Personal details
- Born: 2 August 1970
- Died: c. 31 August 2025 (aged 55)
- Party: Partit Laburista
- Other political affiliations: Europeans United for Democracy; European Alliance for Freedom;
- Spouse: Kevin Ellul-Bonici
- Children: 3
- Relatives: Andy Ellul (brother)
- Alma mater: University of Leicester

= Sharon Ellul-Bonici =

Maltese Eurosceptic politician (1970–2025)

Sharon Ellul-Bonici (2 August 1970 – c. 31 August 2025) was a Maltese Eurosceptic politician.

== Background ==
Ellul-Bonici was born on 2 August 1970, and was the sister of fellow Labour politician Andy Ellul.

Sharon was married to Kevin Ellul Bonici. The couple had three sons – Stevey ellul bonici a member of the river of love church group and Jamie ellul bonici a compiler architect engineer, and Zakk ellul bonici an artist. Zakk died in Maastricht in September 2020 at the age of 24. Stevey stood as a candidate in the 2022 Maltese general election in the Sixth and Third Districts for ABBA.

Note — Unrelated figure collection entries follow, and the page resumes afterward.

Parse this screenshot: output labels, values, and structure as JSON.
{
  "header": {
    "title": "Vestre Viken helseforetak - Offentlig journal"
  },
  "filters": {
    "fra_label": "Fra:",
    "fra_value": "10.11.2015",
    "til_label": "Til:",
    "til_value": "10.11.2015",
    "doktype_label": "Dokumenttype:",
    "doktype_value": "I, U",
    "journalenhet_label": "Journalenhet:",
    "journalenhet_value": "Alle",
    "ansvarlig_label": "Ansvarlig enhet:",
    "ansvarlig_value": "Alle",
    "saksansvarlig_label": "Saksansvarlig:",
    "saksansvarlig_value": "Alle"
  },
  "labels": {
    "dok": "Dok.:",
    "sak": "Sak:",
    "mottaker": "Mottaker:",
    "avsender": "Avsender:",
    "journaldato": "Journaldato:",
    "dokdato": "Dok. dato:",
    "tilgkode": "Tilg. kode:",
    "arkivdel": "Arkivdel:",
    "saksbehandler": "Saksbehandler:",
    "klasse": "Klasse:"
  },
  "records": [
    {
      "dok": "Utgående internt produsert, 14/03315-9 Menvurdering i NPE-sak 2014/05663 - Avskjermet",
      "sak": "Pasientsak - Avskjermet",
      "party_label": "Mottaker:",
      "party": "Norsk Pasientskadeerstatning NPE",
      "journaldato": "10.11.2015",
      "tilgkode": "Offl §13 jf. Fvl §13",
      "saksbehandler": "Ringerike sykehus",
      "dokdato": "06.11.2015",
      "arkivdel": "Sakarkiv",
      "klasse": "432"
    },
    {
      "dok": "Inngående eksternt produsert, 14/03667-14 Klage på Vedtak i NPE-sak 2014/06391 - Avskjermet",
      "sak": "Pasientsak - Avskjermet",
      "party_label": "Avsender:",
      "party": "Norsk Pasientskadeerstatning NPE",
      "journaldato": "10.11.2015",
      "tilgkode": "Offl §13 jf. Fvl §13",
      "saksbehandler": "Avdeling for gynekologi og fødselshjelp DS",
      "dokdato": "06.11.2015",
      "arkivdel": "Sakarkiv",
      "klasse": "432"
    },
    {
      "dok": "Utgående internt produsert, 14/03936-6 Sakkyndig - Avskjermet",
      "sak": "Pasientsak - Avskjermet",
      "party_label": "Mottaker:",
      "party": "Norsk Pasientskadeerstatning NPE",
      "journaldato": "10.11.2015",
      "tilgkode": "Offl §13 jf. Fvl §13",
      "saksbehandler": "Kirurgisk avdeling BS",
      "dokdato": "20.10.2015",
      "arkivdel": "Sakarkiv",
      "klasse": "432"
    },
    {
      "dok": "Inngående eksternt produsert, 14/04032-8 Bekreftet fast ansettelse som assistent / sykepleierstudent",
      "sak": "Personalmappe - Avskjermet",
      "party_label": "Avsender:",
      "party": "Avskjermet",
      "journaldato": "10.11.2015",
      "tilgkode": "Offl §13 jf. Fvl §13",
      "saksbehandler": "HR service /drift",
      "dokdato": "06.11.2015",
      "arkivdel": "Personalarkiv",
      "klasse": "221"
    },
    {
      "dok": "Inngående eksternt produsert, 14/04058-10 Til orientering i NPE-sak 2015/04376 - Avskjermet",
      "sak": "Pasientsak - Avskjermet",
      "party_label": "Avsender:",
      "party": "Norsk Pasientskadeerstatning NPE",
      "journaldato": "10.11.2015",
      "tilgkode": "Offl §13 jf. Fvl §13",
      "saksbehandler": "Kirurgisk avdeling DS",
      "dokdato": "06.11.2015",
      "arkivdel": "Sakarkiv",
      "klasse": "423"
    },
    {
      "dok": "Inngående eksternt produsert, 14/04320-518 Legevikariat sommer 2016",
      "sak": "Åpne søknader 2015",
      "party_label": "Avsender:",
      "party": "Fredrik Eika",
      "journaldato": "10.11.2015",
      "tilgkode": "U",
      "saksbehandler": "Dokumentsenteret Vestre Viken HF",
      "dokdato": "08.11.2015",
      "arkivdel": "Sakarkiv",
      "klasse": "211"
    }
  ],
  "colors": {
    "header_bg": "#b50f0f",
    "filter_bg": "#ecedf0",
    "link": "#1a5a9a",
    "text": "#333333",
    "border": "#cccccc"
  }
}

Ellul-Bonici died in August 2025, at the age of 55. Her death was announced by her brother Andy.

== Career ==
Sharon Ellul-Bonici was a member of the soft eurosceptic Malta Labour Party. She tried to obtain her party's endorsement as a candidate for the 2004 European Parliament election, but was turned down for her hard eurosceptic links. Ellul-Bonici was at the time active in pan-European organisations such as No2EU and TEAM. The party's vigilance board feared that – once elected – she could join Europe of Democracies and Diversities rather than the PES group.

For the 2009 EU election she was fielded on the Labour Party list, but was not elected to the European Parliament.

She was the founding secretary-general of the European Alliance for Freedom, a Eurosceptic European political party, established in late 2010, and led by former UKIP europarliamentarian Godfrey Bloom.

== Controversy ==
In September 2015, Ellul-Bonici caused controversy when she made a Facebook comment saying "suspend Schengen, armies out on European frontiers and shoot to kill. That's the only temporary solution". Her comments were criticised by human rights NGO Aditus Foundation and its director Neil Falzon.